Given n, write a function to generate all combinations of well-formed parentheses. This problem can be solved in LeetCode.

Examples

n = 1
["()"]

n = 2
["(())", "()()"]

n = 3
["((()))", "(()())", "(())()", "()(())", "()()()"]

Solution

If the problem is to find the number of the combination, this is a Catalan number sequence problem. However, we need to print all combinations. Therefore, this is a typical backtracking search problem because we need to explore every possible outcomes.
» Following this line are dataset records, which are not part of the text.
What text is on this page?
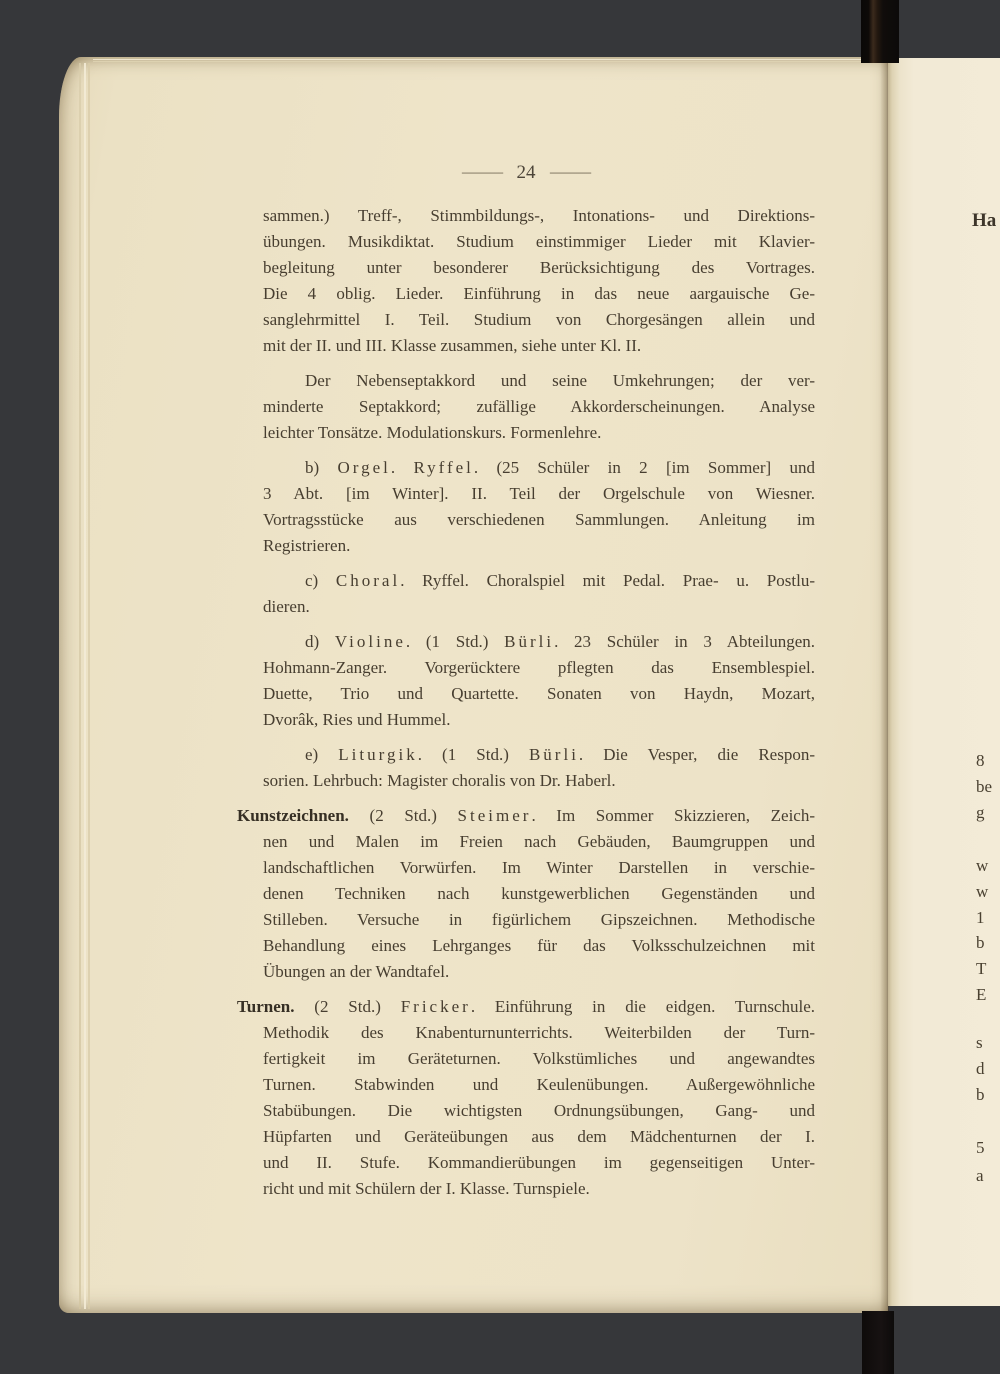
— 24 —
sammen.) Treff-, Stimmbildungs-, Intonations- und Direktions-
übungen. Musikdiktat. Studium einstimmiger Lieder mit Klavier-
begleitung unter besonderer Berücksichtigung des Vortrages.
Die 4 oblig. Lieder. Einführung in das neue aargauische Ge-
sanglehrmittel I. Teil. Studium von Chorgesängen allein und
mit der II. und III. Klasse zusammen, siehe unter Kl. II.
Der Nebenseptakkord und seine Umkehrungen; der ver-
minderte Septakkord; zufällige Akkorderscheinungen. Analyse
leichter Tonsätze. Modulationskurs. Formenlehre.
b) Orgel. Ryffel. (25 Schüler in 2 [im Sommer] und
3 Abt. [im Winter]. II. Teil der Orgelschule von Wiesner.
Vortragsstücke aus verschiedenen Sammlungen. Anleitung im
Registrieren.
c) Choral. Ryffel. Choralspiel mit Pedal. Prae- u. Postlu-
dieren.
d) Violine. (1 Std.) Bürli. 23 Schüler in 3 Abteilungen.
Hohmann-Zanger. Vorgerücktere pflegten das Ensemblespiel.
Duette, Trio und Quartette. Sonaten von Haydn, Mozart,
Dvorâk, Ries und Hummel.
e) Liturgik. (1 Std.) Bürli. Die Vesper, die Respon-
sorien. Lehrbuch: Magister choralis von Dr. Haberl.
Kunstzeichnen. (2 Std.) Steimer. Im Sommer Skizzieren, Zeich-
nen und Malen im Freien nach Gebäuden, Baumgruppen und
landschaftlichen Vorwürfen. Im Winter Darstellen in verschie-
denen Techniken nach kunstgewerblichen Gegenständen und
Stilleben. Versuche in figürlichem Gipszeichnen. Methodische
Behandlung eines Lehrganges für das Volksschulzeichnen mit
Übungen an der Wandtafel.
Turnen. (2 Std.) Fricker. Einführung in die eidgen. Turnschule.
Methodik des Knabenturnunterrichts. Weiterbilden der Turn-
fertigkeit im Geräteturnen. Volkstümliches und angewandtes
Turnen. Stabwinden und Keulenübungen. Außergewöhnliche
Stabübungen. Die wichtigsten Ordnungsübungen, Gang- und
Hüpfarten und Geräteübungen aus dem Mädchenturnen der I.
und II. Stufe. Kommandierübungen im gegenseitigen Unter-
richt und mit Schülern der I. Klasse. Turnspiele.
Ha
8
be
g
w
w
1
b
T
E
s
d
b
5
a
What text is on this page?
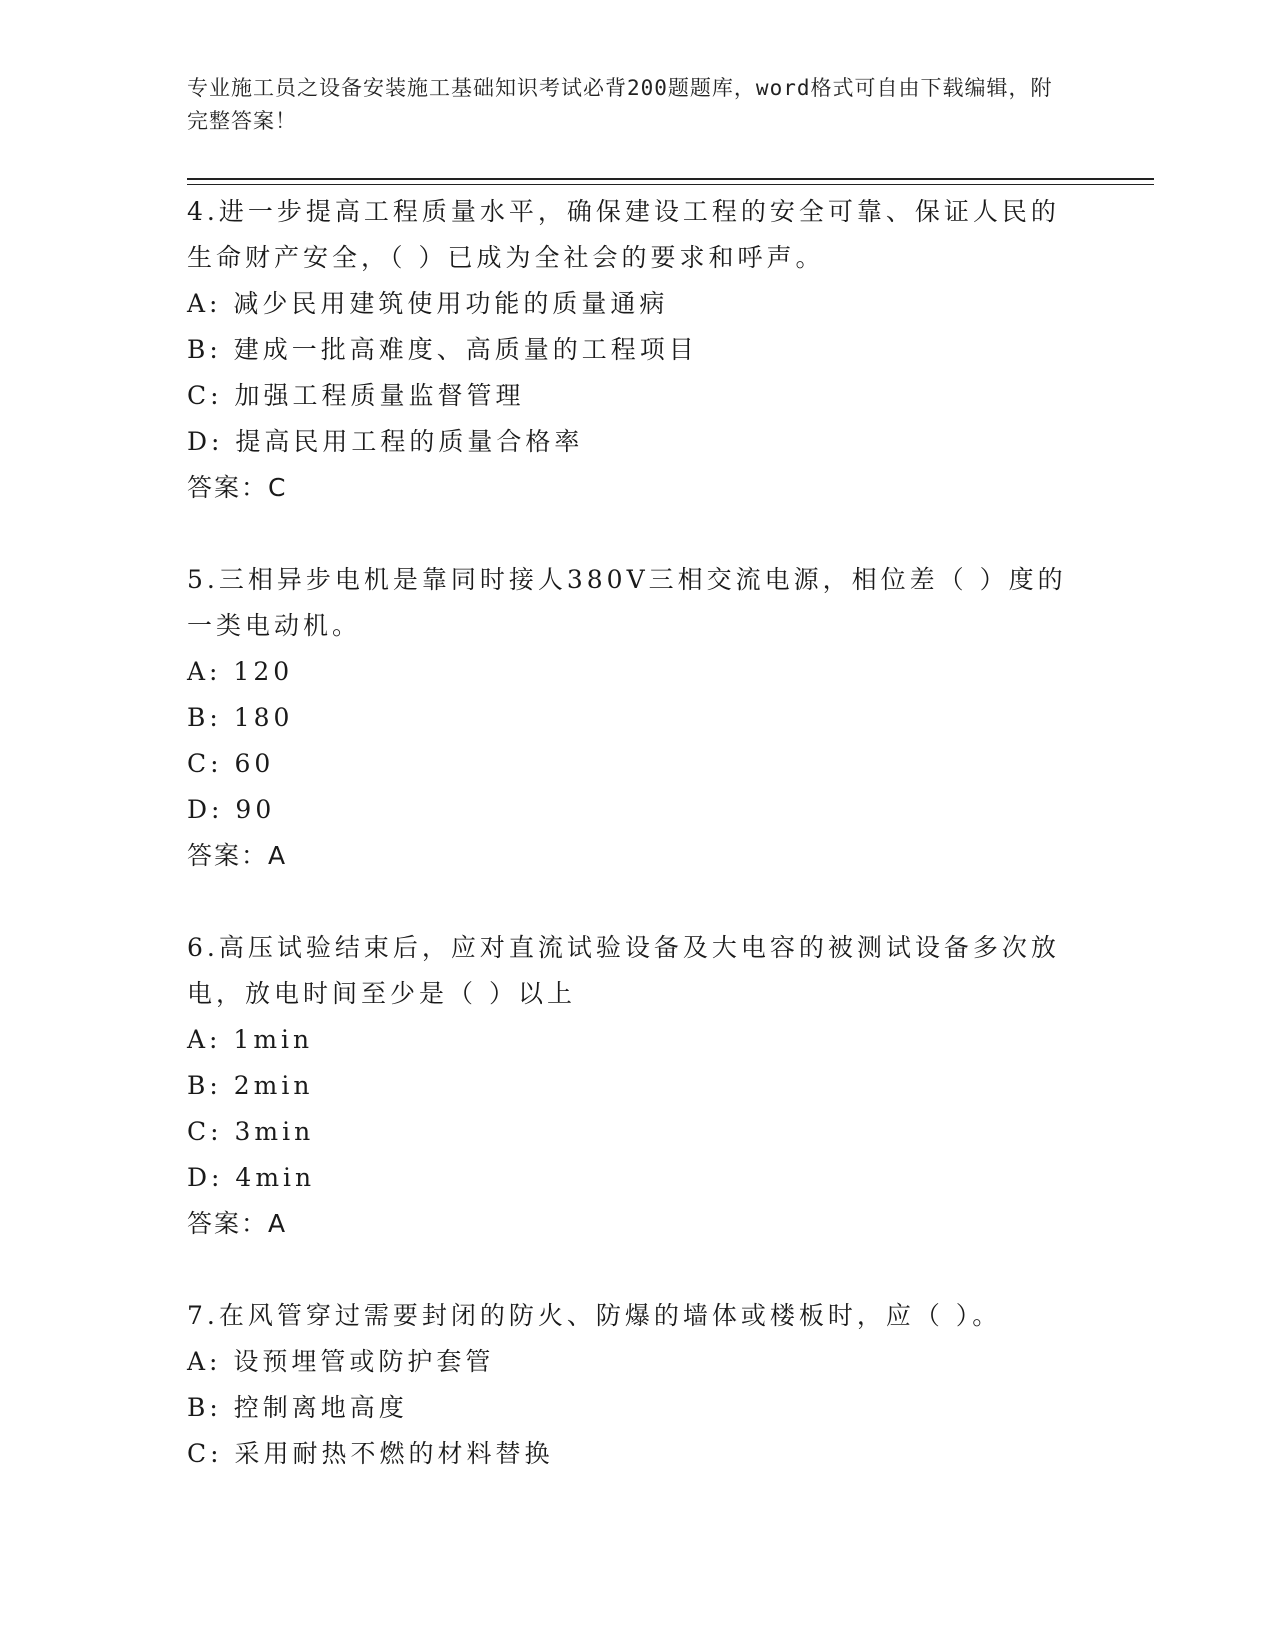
专业施工员之设备安装施工基础知识考试必背200题题库，word格式可自由下载编辑，附完整答案！

4.进一步提高工程质量水平，确保建设工程的安全可靠、保证人民的生命财产安全，（ ）已成为全社会的要求和呼声。

A: 减少民用建筑使用功能的质量通病

B: 建成一批高难度、高质量的工程项目

C: 加强工程质量监督管理

D: 提高民用工程的质量合格率

答案：C

5.三相异步电机是靠同时接人380V三相交流电源，相位差（ ）度的一类电动机。

A: 120

B: 180

C: 60

D: 90

答案：A

6.高压试验结束后，应对直流试验设备及大电容的被测试设备多次放电，放电时间至少是（ ）以上

A: 1min

B: 2min

C: 3min

D: 4min

答案：A

7.在风管穿过需要封闭的防火、防爆的墙体或楼板时，应（ ）。

A: 设预埋管或防护套管

B: 控制离地高度

C: 采用耐热不燃的材料替换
Let's look at the code first.

from typing import List


def generate_parenthesis(n: int) -> List[str]:
    """Generate all combinations of well-formed parentheses

    Example:
        >>> generate_parenthesis(3)
        ['((()))', '(()())', '(())()', '()(())', '()()()']
    """

    def backtrack(current: str,
                  left: int,
                  right: int,
                  result: List[str] = []) -> List[str]:

        if len(current) == 2 * n:
            result.append(current)

        if left < n:
            backtrack(current + "(", left + 1, right)

        if right < left:
            backtrack(current + ")", left, right + 1)

        return result

    return backtrack("", 0, 0)

One way of tackling this problem is to track the number of open(left) parentheses and the number of close(right) parentheses.

Suppose

• left: the number of open parentheses
• right: the number of close parentheses

Then,

• We know we can have n open parentheses and n close parentheses
• Therefore, add a open parenthesis as long as left < n.
• We can only add a closing parenthesis when right < left.

Notice that we don't break the validity of the parentheses as long as we close parentheses when right < left.